URBANA – The outlook for the pork industry has turned somewhat more optimistic in recent weeks. The sources of that optimism include a $2 to $4 increase in spring and summer lean hog futures prices since the first of the year and slightly lower new-crop soybean meal prices.  According to Purdue University Extension economist Chris Hurt, a bit higher hog prices and a little lower cost add to the potential for a profitable year.

“Currently, the 2016 pork outlook looks a lot like 2015, which featured losses in the first and fourth quarters with the second and third quarters providing some profit,” says Hurt. “That pattern appears to be repeating this year. However, the industry is expected to register a $4 per head profit in 2016 in comparison to an estimated $3 per head loss last year.”

Hurt says pork supplies in the first two months of 2016 were down about 1 percent from the same period a year ago. This is in alignment with the last hog inventory count from USDA. The relative accuracy of the last USDA count adds credibility to using their inventory numbers as a measure of spring and summer supplies.

“Based on that last report, March, April, and May pork production is expected to be down about 1 to 2 percent,” Hurt says. “Summer pork production is expected to be unchanged from year-ago levels and fall production is expected to rise by 2 percent. These numbers would indicate that domestic pork production would be unchanged for the year, while USDA analysts suggest that production will rise by 2 percent.”
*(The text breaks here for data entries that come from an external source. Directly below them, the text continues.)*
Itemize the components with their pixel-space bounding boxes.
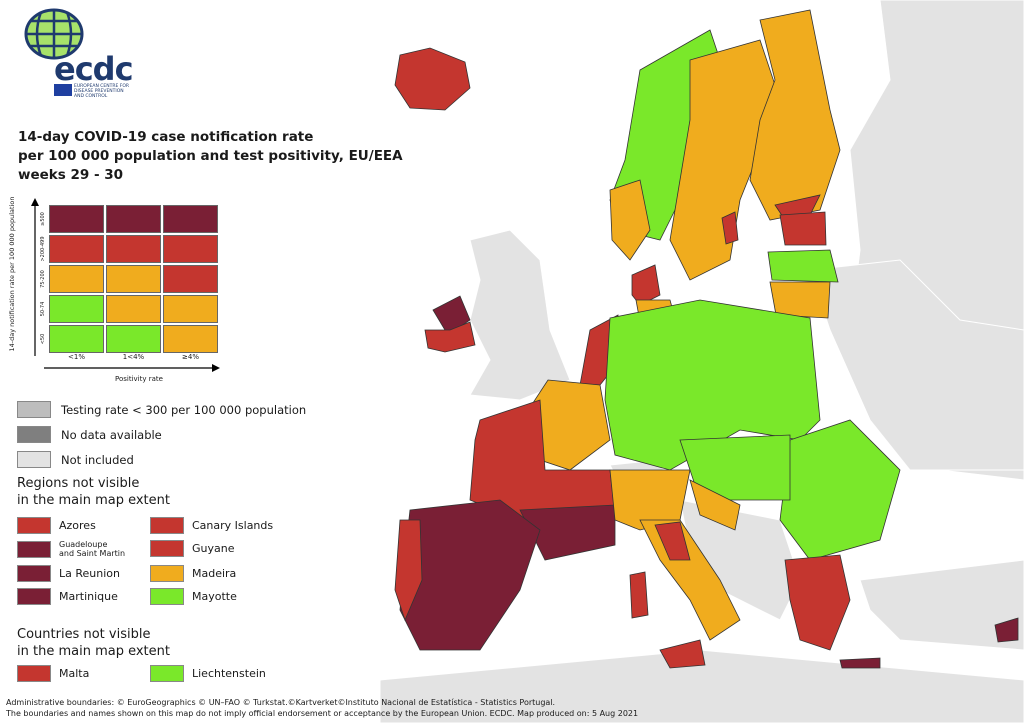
y-axis-arrow-icon: [31, 198, 39, 356]
portugal: [394, 519, 423, 622]
title-line-1: 14-day COVID-19 case notification rate: [18, 129, 314, 145]
col-label: <1%: [68, 353, 85, 361]
y-axis-label: 14-day notification rate per 100 000 pop…: [8, 196, 16, 352]
logo-text: ecdc: [54, 50, 134, 88]
latvia: [767, 249, 839, 283]
region-mayotte: Mayotte: [150, 588, 237, 605]
italy-tuscany: [654, 521, 691, 561]
romania-bulgaria: [779, 419, 901, 561]
denmark: [631, 264, 661, 306]
matrix-cell: [106, 265, 161, 293]
ireland: [424, 321, 476, 353]
eu-flag-icon: [54, 84, 72, 96]
crete: [839, 657, 881, 669]
land-uk: [469, 229, 571, 401]
legend-nodata: No data available: [17, 426, 162, 443]
ireland-north: [432, 295, 471, 336]
swatch: [17, 665, 51, 682]
matrix-cell: [106, 325, 161, 353]
x-axis-label: Positivity rate: [115, 375, 163, 383]
sicily: [659, 639, 706, 669]
row-label: 50-74: [40, 301, 46, 317]
legend-testing: Testing rate < 300 per 100 000 populatio…: [17, 401, 306, 418]
row-label: ≥500: [40, 212, 46, 226]
swatch-nodata: [17, 426, 51, 443]
region-guadeloupe: Guadeloupe and Saint Martin: [17, 540, 125, 558]
logo-subtitle: EUROPEAN CENTRE FOR DISEASE PREVENTION A…: [74, 84, 129, 99]
norway-west: [609, 179, 651, 261]
matrix-cell: [49, 235, 104, 263]
matrix-cell: [49, 325, 104, 353]
matrix-y-axis: 14-day notification rate per 100 000 pop…: [2, 197, 18, 360]
matrix-cell: [49, 295, 104, 323]
estonia: [779, 211, 827, 246]
region-canary: Canary Islands: [150, 517, 273, 534]
country-malta: Malta: [17, 665, 89, 682]
matrix-cell: [163, 325, 218, 353]
iceland: [394, 47, 471, 111]
swatch: [17, 588, 51, 605]
footer-credits: Administrative boundaries: © EuroGeograp…: [6, 698, 639, 718]
land-turkey: [859, 559, 1024, 651]
regions-heading: Regions not visible in the main map exte…: [17, 476, 170, 508]
lithuania: [769, 281, 831, 319]
col-label: ≥4%: [182, 353, 199, 361]
swatch: [17, 565, 51, 582]
matrix-cell: [49, 205, 104, 233]
legend-label: No data available: [61, 427, 162, 442]
x-axis-arrow-icon: [44, 364, 220, 372]
swatch: [150, 517, 184, 534]
region-reunion: La Reunion: [17, 565, 120, 582]
sweden: [669, 39, 781, 281]
swatch-testing: [17, 401, 51, 418]
region-martinique: Martinique: [17, 588, 118, 605]
matrix-cell: [163, 265, 218, 293]
italy: [639, 519, 741, 641]
land-belarus-ukraine: [809, 259, 1024, 471]
country-liechtenstein: Liechtenstein: [150, 665, 266, 682]
row-label: 75-200: [40, 270, 46, 288]
matrix-cell: [106, 295, 161, 323]
legend-label: Not included: [61, 452, 134, 467]
germany-poland-central: [604, 299, 821, 471]
matrix-cell: [49, 265, 104, 293]
swatch: [150, 540, 184, 557]
legend-label: Testing rate < 300 per 100 000 populatio…: [61, 402, 307, 417]
cyprus: [994, 617, 1019, 643]
gotland: [721, 211, 739, 245]
row-label: <50: [40, 333, 46, 345]
matrix-cell: [163, 235, 218, 263]
swatch: [17, 517, 51, 534]
sardinia: [629, 571, 649, 619]
finland: [749, 9, 841, 221]
swatch: [150, 588, 184, 605]
matrix-cell: [163, 205, 218, 233]
greece: [784, 554, 851, 651]
croatia: [689, 479, 741, 531]
region-azores: Azores: [17, 517, 96, 534]
region-madeira: Madeira: [150, 565, 236, 582]
matrix-cell: [106, 205, 161, 233]
legend-notincluded: Not included: [17, 451, 134, 468]
france-south: [519, 504, 616, 561]
title-line-2: per 100 000 population and test positivi…: [18, 148, 403, 164]
row-label: >200-499: [40, 236, 46, 262]
matrix-cell: [163, 295, 218, 323]
swatch: [150, 565, 184, 582]
region-guyane: Guyane: [150, 540, 235, 557]
swatch: [150, 665, 184, 682]
swatch-notincluded: [17, 451, 51, 468]
globe-icon: [24, 8, 84, 60]
swatch: [17, 540, 51, 558]
map-title: 14-day COVID-19 case notification rate p…: [18, 128, 403, 185]
ecdc-logo: ecdc EUROPEAN CENTRE FOR DISEASE PREVENT…: [14, 6, 134, 99]
hungary-slovakia: [679, 434, 791, 501]
title-line-3: weeks 29 - 30: [18, 167, 124, 183]
matrix-cell: [106, 235, 161, 263]
col-label: 1<4%: [122, 353, 145, 361]
countries-heading: Countries not visible in the main map ex…: [17, 627, 170, 659]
The estimated cost of farrow-to-finish pork production in calendar 2015 was near $51 per live hundredweight. Hurt believes that is expected to drop a bit in 2016 to average near $50. The decline is related to lower costs for soybean meal. In 2015, high-protein soybean meal at Decatur.

averaged $341 per ton, but is expected to drop to about $283 for all of 2016. If so, Hurt says this will be the lowest cost meal since 2007 when it averaged $231 per ton. For corn, the U.S. average price received for calendar 2015 was $3.71 per bushel. Current futures prices suggest that price will be similar for calendar 2016.
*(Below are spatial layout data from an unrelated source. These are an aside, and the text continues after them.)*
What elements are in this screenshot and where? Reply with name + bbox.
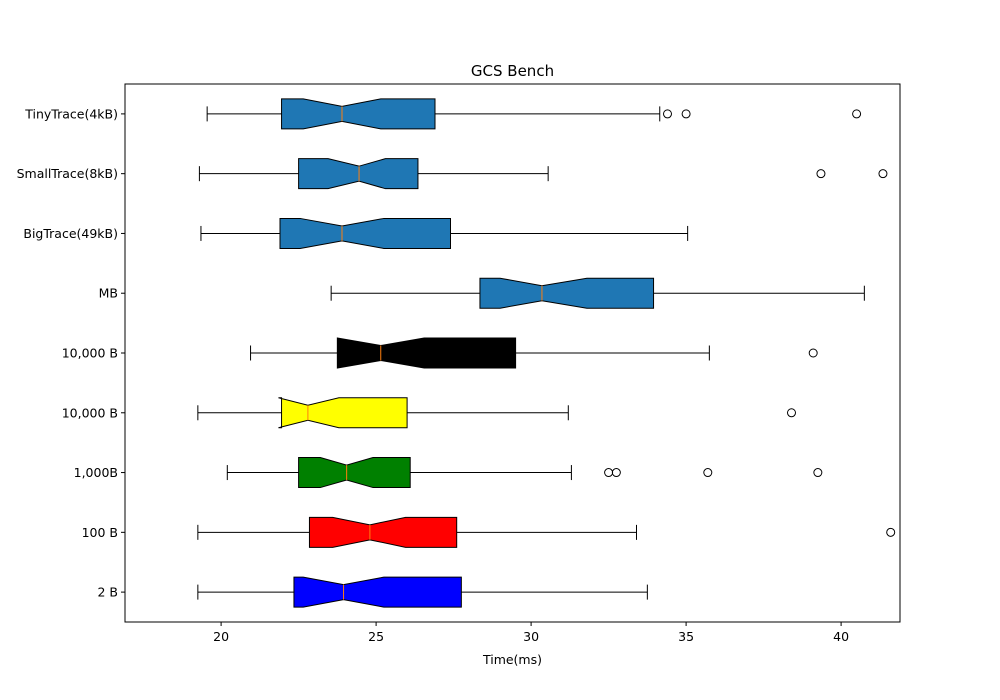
outlier-point [611, 468, 621, 478]
box [293, 576, 462, 608]
box-group [197, 516, 896, 548]
box [308, 516, 458, 548]
y-axis: TinyTrace(4kB) SmallTrace(8kB) BigTrace(49… [17, 106, 125, 600]
outlier-point [703, 468, 713, 478]
outlier-point [663, 109, 672, 119]
y-tick-label: TinyTrace(4kB) [24, 106, 118, 121]
plot-area [197, 98, 896, 608]
y-tick-label: MB [99, 286, 118, 301]
box-group [197, 397, 796, 429]
x-tick-label: 30 [523, 629, 539, 644]
box-group [206, 98, 862, 130]
outlier-point [787, 408, 796, 418]
x-tick-label: 20 [213, 629, 229, 644]
x-tick-label: 35 [678, 629, 694, 644]
box [279, 217, 451, 249]
x-axis-label: Time(ms) [482, 652, 542, 667]
y-tick-label: 1,000B [74, 465, 118, 480]
y-tick-label: SmallTrace(8kB) [17, 166, 118, 181]
box-group [200, 217, 689, 249]
box-group [330, 277, 865, 309]
y-tick-label: 100 B [82, 525, 118, 540]
x-tick-label: 25 [368, 629, 384, 644]
outlier-point [886, 527, 896, 537]
box-group [198, 158, 888, 190]
x-tick-label: 40 [833, 629, 849, 644]
y-tick-label: 10,000 B [62, 405, 118, 420]
box [298, 457, 411, 489]
box [479, 277, 655, 309]
box-group [226, 457, 823, 489]
outlier-point [813, 468, 823, 478]
box [278, 397, 408, 429]
box [336, 337, 517, 369]
chart-title: GCS Bench [471, 62, 554, 80]
box-group [197, 576, 648, 608]
box [281, 98, 436, 130]
x-axis: 20 25 30 35 40 [213, 622, 849, 644]
y-tick-label: 10,000 B [62, 346, 118, 361]
outlier-point [878, 169, 888, 179]
outlier-point [852, 109, 862, 119]
y-tick-label: BigTrace(49kB) [23, 226, 118, 241]
y-tick-label: 2 B [97, 585, 118, 600]
box [298, 158, 419, 190]
outlier-point [808, 348, 818, 358]
outlier-point [816, 169, 826, 179]
box-group [250, 337, 818, 369]
outlier-point [681, 109, 691, 119]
Live hog prices in 2015 averaged $50.23, according to USDA. “My current forecast for 2016 is for hog prices to average about $51 per live hundredweight,” Hurt says. “Quarterly price estimates are $45 to $48 in the first quarter, $54 to $58 in the second quarter, $53 to $57 in the third quarter, and $45 to $49 in the final quarter.

“These forecasts suggest that the average cost farrow-to-finish pork producer lost about $3 per head in 2015, a near breakeven year in which producers nearly covered all of their costs, including depreciation and all hired and family labor costs,” Hurt says. “The year of 2016 also appears to be one near breakeven, but with a more positive tone of about $4 per head of profit above all costs.”

As the spring planting season approaches, Hurt says pork producers are well aware of the uncertainties of the upcoming growing season. Corn and soybean meal prices are at the lowest levels in nine years. Harmful growing season weather in the United States would increase feed costs.

How could producers help protect against some of these price increases should they occur?

According to Hurt, one possible answer is to buy December 2016 corn calls and December 2016 soybean meal calls.  At this writing, the premium for at-the-money December 2016 corn call options was 28.5 cents per bushel. If a pork producer were to buy the equivalent bushels to cover one year of feeding needs, this premium would raise the cost of production by an estimated $1.25 per live hundredweight. The at-the-money December 2016 soybean meal call option had a premium of $16.60 per ton. If a one-year’s was purchased for the hog operation, the premium costs adds 44 cents per live hundredweight to costs. Therefore, to cover both corn and soybean meal with new-crop call options would be about $1.69 per live hundredweight.

“The calls provide potential financial protection if the new-crop futures prices for corn and soybean meal were to rise,” Hurt says. “They do not eliminate the opportunity to buy corn and meal with even lower futures prices should another high-yield year develop. However, one has to pay the option premiums and any transaction costs for these rights.

“The more difficult question is ‘should’ pork producers use options to protect against the potential for rising feed prices,” Hurt says. “That depends upon the risk preferences of each producer, their perception of the risk of harmful weather this summer, their financial situation, and their overall outlook.”